なんとなく見て、なんとなくその日が終る予定でしたが、6年経ってもなお、いまだに私の人生に影響を与え続ける作品となりました。当時、夜中の2時に映画を見終えたこと、涙をこらえきれずに嗚咽したこと、その後、私が通っていた大学の教授である石井岳龍監督に、この映画を観た感想を話したこと、何年経っていても鮮明に覚えています。
『ダンサー・イン・ザ・ダーク』は、私にとって映画の一つのゴール地点を示す作品であり、この世に必要な作品の中でも、真っ先に挙げたいものです。その深い感動と衝撃は、覚悟を決めてから観ることをお勧めします。この映画は、何度でも、観る者の心に深く訴えかける作品だと思います。

吉原
正直、初めて鑑賞した時は全くハマりませんでした。登場人物の言動が災いし、どんどん悪い方向へと進んでいく、誰も報われないミュージカルというものが受け入れられず、私自身の評価は芳しくなかったのですが、3年経って再鑑賞してみると、これが案外面白くてびっくりしました。
手持ちのカメラで撮ったような粗く暗い映像は、ミュージカルシーン、つまり主人公セルマの空想の世界に入ると、非常に鮮やかになります。歪みあっていたはずの人物さえも歌い出すなんとも奇妙なシーンの挿入により、本作の気持ち悪さはより引き立てられます。
本作を観るに際して重要なのは、過度に感情移入しないことかもしれません。
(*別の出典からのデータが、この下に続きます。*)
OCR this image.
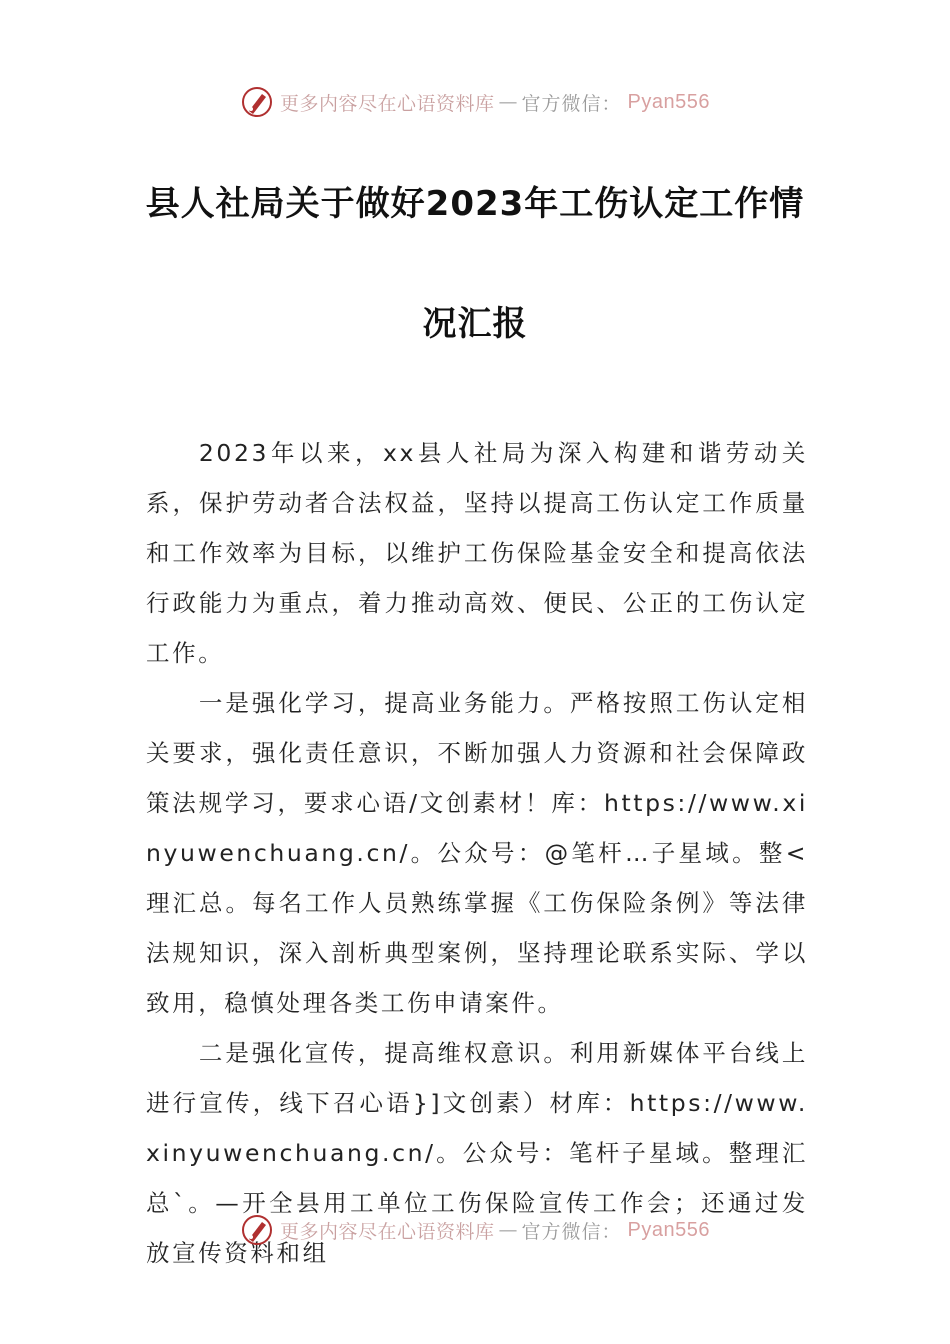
更多内容尽在心语资料库 — 官方微信： Pyan556
县人社局关于做好2023年工伤认定工作情
况汇报

2023年以来，xx县人社局为深入构建和谐劳动关系，保护劳动者合法权益，坚持以提高工伤认定工作质量和工作效率为目标，以维护工伤保险基金安全和提高依法行政能力为重点，着力推动高效、便民、公正的工伤认定工作。

一是强化学习，提高业务能力。严格按照工伤认定相关要求，强化责任意识，不断加强人力资源和社会保障政策法规学习，要求心语/文创素材！库：https://www.xinyuwenchuang.cn/。公众号：@笔杆…子星域。整<理汇总。每名工作人员熟练掌握《工伤保险条例》等法律法规知识，深入剖析典型案例，坚持理论联系实际、学以致用，稳慎处理各类工伤申请案件。

二是强化宣传，提高维权意识。利用新媒体平台线上进行宣传，线下召心语}]文创素）材库：https://www.xinyuwenchuang.cn/。公众号：笔杆子星域。整理汇总`。—开全县用工单位工伤保险宣传工作会；还通过发放宣传资料和组

更多内容尽在心语资料库 — 官方微信： Pyan556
私が3年前に初鑑賞した時の失敗点は、セルマに感情移入しようとしたにも関わらず、彼女の言動が全く理解できないものだったのでは思います。また感情移入できなかった自分を責める必要もありません。
暗く悲しい物語の中には、それとは正反対の素敵な表現がいくつも存在します。観客の一人一人が「闇」の中に何か光るものを見つけられたらと思います。

<おわりに>

 救いのない鬱映画として有名な作品です。これはフィクションだ…!と念じなければ観ていられなかったです。